2. Step-by-Step Solution

Step 1: Determine the maximum value M of the product.

• What we are doing: We need to find the maximum value of the product of two positive integers whose sum is 66. Let these integers be $x$ and $y$.
• Why we are doing this: The value of $M$ is a direct input to define the sample space $S$ in the next step.
• Mathematical application: We are given $x, y \in \mathbb{Z}^+$ and $x+y=66$. We want to maximize $P = xy$. Applying the AM-GM inequality to $x$ and $y$: $\frac{x+y}{2} \ge \sqrt{xy}$ Substitute $x+y=66$: $\frac{66}{2} \ge \sqrt{xy}$ $33 \ge \sqrt{xy}$ Squaring both sides (which is valid since both sides are non-negative): $(33)^2 \ge xy$ $1089 \ge xy$ The maximum possible value of the product $xy$ is 1089.
• Reasoning: The equality in the AM-GM inequality holds when $x=y$. For $x+y=66$ and $x=y$, we get $2x=66 \implies x=33$. Since $x=33$ and $y=33$ are positive integers, this condition is met. Thus, the maximum product $M = 1089$.

Step 2: Define the Sample Space S and calculate $n(S)$.
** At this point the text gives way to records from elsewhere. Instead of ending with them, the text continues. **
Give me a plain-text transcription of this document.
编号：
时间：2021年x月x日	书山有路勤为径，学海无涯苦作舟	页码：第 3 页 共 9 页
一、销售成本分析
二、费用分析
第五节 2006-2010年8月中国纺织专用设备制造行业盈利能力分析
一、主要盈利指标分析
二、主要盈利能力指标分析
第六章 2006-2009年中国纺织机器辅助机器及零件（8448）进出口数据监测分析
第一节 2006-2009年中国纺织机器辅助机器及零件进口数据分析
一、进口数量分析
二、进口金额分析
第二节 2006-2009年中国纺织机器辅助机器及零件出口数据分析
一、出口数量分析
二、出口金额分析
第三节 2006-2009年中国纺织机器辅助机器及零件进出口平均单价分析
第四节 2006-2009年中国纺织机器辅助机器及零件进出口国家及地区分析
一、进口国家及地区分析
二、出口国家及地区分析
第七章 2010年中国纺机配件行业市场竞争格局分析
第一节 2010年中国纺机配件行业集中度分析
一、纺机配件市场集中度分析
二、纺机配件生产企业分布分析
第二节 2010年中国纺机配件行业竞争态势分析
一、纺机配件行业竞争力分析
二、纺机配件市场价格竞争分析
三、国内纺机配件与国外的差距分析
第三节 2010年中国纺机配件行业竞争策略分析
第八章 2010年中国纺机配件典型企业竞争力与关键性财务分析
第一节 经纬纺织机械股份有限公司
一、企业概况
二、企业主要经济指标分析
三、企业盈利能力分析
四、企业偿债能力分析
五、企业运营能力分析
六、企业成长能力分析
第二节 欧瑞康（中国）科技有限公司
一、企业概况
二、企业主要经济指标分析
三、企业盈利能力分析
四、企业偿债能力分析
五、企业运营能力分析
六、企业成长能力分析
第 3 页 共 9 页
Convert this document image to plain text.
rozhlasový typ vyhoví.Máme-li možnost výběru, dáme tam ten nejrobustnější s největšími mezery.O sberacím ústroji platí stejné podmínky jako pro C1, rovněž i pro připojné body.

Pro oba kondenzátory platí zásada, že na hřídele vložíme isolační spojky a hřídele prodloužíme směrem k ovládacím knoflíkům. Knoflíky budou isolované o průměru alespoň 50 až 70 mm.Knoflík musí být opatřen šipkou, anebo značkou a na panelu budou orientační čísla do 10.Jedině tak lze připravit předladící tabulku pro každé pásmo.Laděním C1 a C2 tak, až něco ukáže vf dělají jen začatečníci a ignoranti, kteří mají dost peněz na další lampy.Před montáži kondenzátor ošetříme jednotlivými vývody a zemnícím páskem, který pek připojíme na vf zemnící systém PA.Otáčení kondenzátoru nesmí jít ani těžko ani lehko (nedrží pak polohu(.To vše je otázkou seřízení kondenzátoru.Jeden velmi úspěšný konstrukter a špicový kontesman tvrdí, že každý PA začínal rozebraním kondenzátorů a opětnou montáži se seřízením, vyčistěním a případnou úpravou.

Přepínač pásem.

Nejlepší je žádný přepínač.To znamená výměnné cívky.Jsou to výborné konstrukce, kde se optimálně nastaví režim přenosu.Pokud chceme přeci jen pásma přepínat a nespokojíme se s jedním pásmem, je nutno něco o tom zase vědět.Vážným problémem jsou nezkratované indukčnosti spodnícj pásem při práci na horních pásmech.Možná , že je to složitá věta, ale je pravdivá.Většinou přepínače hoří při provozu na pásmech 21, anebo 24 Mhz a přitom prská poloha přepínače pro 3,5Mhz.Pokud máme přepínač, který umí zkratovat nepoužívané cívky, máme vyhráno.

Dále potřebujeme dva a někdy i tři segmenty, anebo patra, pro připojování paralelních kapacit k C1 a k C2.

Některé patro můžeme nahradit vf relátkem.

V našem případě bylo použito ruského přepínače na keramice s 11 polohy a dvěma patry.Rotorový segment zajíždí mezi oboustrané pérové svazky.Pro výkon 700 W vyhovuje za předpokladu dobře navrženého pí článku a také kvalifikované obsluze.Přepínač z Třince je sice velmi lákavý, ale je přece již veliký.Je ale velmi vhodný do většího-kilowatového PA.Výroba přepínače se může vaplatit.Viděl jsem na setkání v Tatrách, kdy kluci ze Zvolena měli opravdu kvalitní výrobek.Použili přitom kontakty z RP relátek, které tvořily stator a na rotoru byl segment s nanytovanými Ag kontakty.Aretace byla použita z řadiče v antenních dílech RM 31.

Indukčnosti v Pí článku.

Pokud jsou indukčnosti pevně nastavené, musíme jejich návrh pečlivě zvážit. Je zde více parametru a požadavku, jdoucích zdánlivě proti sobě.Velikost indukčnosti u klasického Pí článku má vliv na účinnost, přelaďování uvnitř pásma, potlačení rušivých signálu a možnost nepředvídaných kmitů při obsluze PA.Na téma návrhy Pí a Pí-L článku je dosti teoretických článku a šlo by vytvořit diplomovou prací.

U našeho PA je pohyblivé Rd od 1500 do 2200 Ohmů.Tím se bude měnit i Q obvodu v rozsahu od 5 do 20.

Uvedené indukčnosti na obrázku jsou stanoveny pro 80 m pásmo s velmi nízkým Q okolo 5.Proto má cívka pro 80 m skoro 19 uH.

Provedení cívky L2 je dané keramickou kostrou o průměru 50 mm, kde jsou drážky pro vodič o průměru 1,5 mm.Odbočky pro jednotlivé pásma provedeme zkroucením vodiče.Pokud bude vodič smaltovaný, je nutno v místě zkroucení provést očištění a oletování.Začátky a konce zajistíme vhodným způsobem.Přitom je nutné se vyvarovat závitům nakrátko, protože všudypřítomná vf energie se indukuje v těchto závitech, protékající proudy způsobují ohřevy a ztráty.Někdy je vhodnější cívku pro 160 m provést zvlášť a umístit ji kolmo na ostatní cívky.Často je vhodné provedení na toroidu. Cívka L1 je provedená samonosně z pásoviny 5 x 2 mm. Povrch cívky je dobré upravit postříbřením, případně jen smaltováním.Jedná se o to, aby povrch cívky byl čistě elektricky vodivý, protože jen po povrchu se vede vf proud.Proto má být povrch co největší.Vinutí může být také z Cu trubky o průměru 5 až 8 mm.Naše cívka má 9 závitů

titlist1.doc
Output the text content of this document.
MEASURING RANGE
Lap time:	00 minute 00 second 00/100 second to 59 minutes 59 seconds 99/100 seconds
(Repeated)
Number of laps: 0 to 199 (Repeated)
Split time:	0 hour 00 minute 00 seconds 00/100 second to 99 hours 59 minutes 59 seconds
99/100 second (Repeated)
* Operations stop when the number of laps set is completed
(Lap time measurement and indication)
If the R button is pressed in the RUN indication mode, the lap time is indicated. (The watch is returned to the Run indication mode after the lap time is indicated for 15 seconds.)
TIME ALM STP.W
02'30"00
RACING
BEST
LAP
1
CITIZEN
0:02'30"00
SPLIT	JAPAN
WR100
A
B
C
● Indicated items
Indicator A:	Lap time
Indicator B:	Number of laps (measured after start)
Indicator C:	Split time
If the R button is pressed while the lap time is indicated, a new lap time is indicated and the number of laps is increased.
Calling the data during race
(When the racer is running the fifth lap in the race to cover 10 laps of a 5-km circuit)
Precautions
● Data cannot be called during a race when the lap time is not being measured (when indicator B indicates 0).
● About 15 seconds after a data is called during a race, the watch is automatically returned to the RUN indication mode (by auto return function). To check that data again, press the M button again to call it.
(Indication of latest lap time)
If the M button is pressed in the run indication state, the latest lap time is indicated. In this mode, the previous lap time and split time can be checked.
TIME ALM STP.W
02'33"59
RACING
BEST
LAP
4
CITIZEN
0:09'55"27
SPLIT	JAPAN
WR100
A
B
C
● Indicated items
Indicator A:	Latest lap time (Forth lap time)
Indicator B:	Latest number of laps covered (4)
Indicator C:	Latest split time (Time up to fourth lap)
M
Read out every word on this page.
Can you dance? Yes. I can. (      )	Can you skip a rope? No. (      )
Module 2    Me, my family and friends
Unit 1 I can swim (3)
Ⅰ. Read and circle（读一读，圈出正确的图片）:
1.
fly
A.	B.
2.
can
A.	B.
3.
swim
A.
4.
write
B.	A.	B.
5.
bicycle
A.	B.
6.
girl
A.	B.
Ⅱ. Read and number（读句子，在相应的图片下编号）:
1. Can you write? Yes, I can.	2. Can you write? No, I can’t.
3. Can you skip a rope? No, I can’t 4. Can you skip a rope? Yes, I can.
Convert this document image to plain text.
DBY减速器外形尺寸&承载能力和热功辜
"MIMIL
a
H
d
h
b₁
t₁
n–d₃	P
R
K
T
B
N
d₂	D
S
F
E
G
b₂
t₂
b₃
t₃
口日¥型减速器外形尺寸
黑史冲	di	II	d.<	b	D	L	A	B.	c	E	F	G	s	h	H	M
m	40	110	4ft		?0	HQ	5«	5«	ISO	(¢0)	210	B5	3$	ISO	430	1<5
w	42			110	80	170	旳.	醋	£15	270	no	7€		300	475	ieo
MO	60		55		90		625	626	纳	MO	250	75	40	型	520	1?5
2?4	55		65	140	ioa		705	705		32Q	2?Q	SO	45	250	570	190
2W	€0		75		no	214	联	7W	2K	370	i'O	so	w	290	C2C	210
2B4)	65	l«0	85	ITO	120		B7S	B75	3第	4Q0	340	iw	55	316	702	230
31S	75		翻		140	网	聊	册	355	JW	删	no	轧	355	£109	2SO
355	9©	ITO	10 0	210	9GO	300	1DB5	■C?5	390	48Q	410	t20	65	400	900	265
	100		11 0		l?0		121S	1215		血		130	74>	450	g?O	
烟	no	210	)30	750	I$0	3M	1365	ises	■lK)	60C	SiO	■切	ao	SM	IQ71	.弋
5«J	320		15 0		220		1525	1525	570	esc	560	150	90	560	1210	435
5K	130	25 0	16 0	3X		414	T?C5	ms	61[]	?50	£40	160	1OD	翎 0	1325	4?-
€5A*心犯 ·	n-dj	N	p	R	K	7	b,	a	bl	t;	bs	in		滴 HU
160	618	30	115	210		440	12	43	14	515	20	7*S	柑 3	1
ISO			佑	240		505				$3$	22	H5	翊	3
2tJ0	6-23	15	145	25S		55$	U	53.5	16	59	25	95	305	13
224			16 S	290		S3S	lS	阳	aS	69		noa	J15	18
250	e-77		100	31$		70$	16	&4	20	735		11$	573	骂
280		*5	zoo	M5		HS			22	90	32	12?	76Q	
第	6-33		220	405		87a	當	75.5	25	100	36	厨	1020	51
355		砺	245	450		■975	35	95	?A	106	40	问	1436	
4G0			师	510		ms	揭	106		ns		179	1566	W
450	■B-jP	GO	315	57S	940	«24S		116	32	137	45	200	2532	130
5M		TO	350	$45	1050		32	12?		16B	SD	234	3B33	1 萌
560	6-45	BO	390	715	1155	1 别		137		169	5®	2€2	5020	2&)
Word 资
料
• What we are doing: We need to find the set of integers $x$ that satisfy the given inequality $x(66-x) \ge \frac{5}{9}M$, which forms our sample space $S$. Then we will count the number of elements in $S$.
• Why we are doing this: The sample space $S$ represents all possible outcomes, and its size $n(S)$ is the denominator for calculating probability.
• Mathematical application: Substitute $M=1089$ into the inequality: $x(66 - x) \ge \frac{5}{9} \cdot 1089$ Simplify the right side: $x(66 - x) \ge 5 \cdot \left(\frac{1089}{9}\right) = 5 \cdot 121 = 605$ Expand and rearrange the inequality to a standard quadratic form: $66x - x^2 \ge 605$ Move all terms to one side to make the $x^2$ coefficient positive: $0 \ge x^2 - 66x + 605$ Or, equivalently: $x^2 - 66x + 605 \le 0$ To solve this quadratic inequality, we find the roots of $x^2 - 66x + 605 = 0$. We look for two numbers that multiply to 605 and sum to -66. These numbers are -11 and -55. So, the quadratic factors as: $(x - 11)(x - 55) \le 0$
• Reasoning: For the product of two terms to be less than or equal to zero, $x$ must lie between or be equal to the roots. The roots are $x=11$ and $x=55$. Thus, the solution to the inequality is $11 \le x \le 55$. Since $x \in \mathbb{Z}$ (integers) and $x$ must be positive (as stated in the problem for the original $x$), the sample space $S$ includes all integers from 11 to 55, inclusive: $S = \{11, 12, 13, \ldots, 55\}$ To find the number of elements in $S$, $n(S)$, we use the formula for counting integers in an inclusive range: $n(S) = 55 - 11 + 1 = 44 + 1 = 45$

Step 3: Define Event A and calculate $n(A)$.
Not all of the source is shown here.